Jermile Richards had his future mapped out. Then life happened. At six-foot-three, 320 pounds, he played football in high school, junior college and with a semi-professional league. Once his playing days were over, he returned home to Cartersville to begin coaching at the middle-school level. It was during this time that Jermile’s life would drastically change.
The then 25-year-old Jermile was preparing for work and began feeling dizzy. Alone at the time, Jermile was on the phone with his mother when he fainted. She called 9-1-1. “My mom beat the paramedics to my house,” Jermile recalled. “If I hadn’t been on the phone with her, it could’ve been a lot worse.”
Jermile was life-flighted to Emory Hospital and admitted to ICU in a comatose state. He suffered a hemorrhagic stroke due to bleeding into the brain from abnormal brain vessels. Doctors alerted his family to say their goodbyes and prepare for his funeral. Amazingly, after three weeks, Jermile emerged from his coma.
A Second Chance
“I am a miracle,” he said. “I got a second chance.” Upon completing a series of tests, Jermile was diagnosed with Moyamoya disease – a rare, progressive cerebrovascular disorder caused by blocked arteries at the base of the brain.
Doctors immediately ordered two surgeries to restore blood flow to Jermile’s brain by opening narrowed blood vessels and bypassing blocked arteries. With two long visible scar lines running vertical on each side of his head, Jermile explained they had to reroute his main arteries from behind his eyes sockets to allow better blood flow.
The long road back to recovery continued with a six-month rehabilitation stint at Atlanta’s renowned Shepherd Center. There, Jermile was tasked with re-learning how to walk, talk, eat and run. His experience sparked a life-changing discovery of a new passion – health and fitness.
“I saw the changes in other people’s lives, and I wanted to be a part of it,” Jermile said.
He proudly shares the day he resumed a normal life. “July 7, 2010. I’ll never forget that day,” he said.

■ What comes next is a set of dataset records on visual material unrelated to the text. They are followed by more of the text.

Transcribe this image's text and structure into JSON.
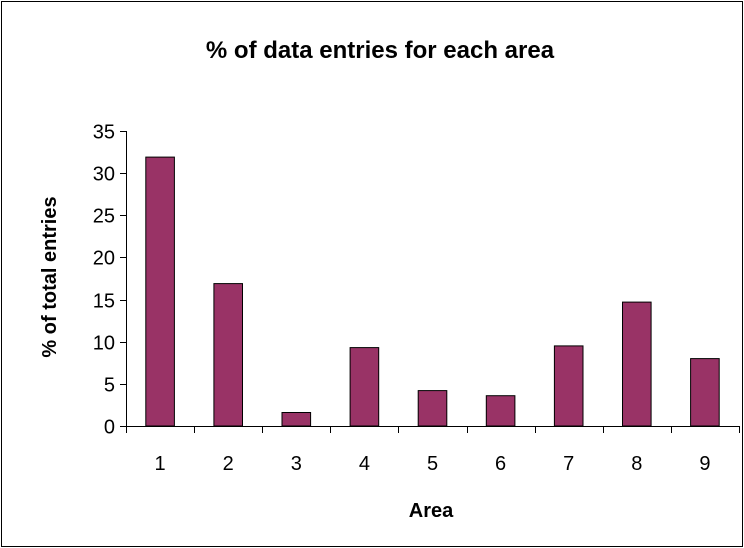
{
  "chart_data": {
    "type": "bar",
    "title": "% of data entries for each area",
    "xlabel": "Area",
    "ylabel": "% of total entries",
    "categories": [
      "1",
      "2",
      "3",
      "4",
      "5",
      "6",
      "7",
      "8",
      "9"
    ],
    "values": [
      31.9,
      16.9,
      1.6,
      9.3,
      4.2,
      3.6,
      9.5,
      14.7,
      8.0
    ],
    "ylim": [
      0,
      35
    ],
    "yticks": [
      "0",
      "5",
      "10",
      "15",
      "20",
      "25",
      "30",
      "35"
    ],
    "grid": false,
    "legend": "none",
    "bar_color": "#993366"
  }
}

Discovering a Healthy Lifestyle
Jermile returned to work and landed a coaching position on Kennesaw Mountain High School’s football staff. However, without a bachelor’s degree, he was searching for other educational or training opportunities to pursue his new passion of health and fitness.
“My wife is a KSU graduate and receives the school’s mailings,” Jermile said. “She knows how much health is important to me and alerted me of the Health Coach Certificate program.”
The program taught Jermile how to transform the way people live by expanding his expertise in exercise science, fitness and behavior modification. Additionally, he received hands-on training in implementing weight and stress management plans, incorporating physical activity to improve overall health and improving nutrition and eating habits.
“This class was a great opportunity for me,” Jermile said. “The program was very affordable when compared to other colleges. The time frame was great, and the instructors were very knowledgeable.”
Since graduating from the program, Jermile has taken charge of his own health and fitness. By adding more exercise and an improved diet, he’s seen his weight drop from 320 to 245 pounds. He now takes advantage of every opportunity to talk to people about making healthy choices.
Jermile’s Health Tips
- Stay away from fast food
- Cook your own food
- Drink more water
- Be more physically active
- Learn to read nutrition labels
A Heart for Kids
Jermile especially has a heart for kids — specifically for the subject of childhood obesity. He cites the fact that more than one-third of children and adolescents are overweight or obese in the U.S. “America is one of the most obese nations due to all the food ads we see and cheap prices of fast food,” he said. “It’s food anywhere you look.”
Up next for Jermile is to continue his coaching at KMHS, but with a newfound mission of instilling health and fitness knowledge into his players. He also plans on taking the American Council on Exercise Health Coach Certification exam to boost his credentials and create future opportunities to educate others on healthy living.
Excited about his future, Jermile, now 31, reflected on his past six years by saying, “I’m thankful I had that stroke because I probably wouldn’t be here today. It was definitely a wakeup call.”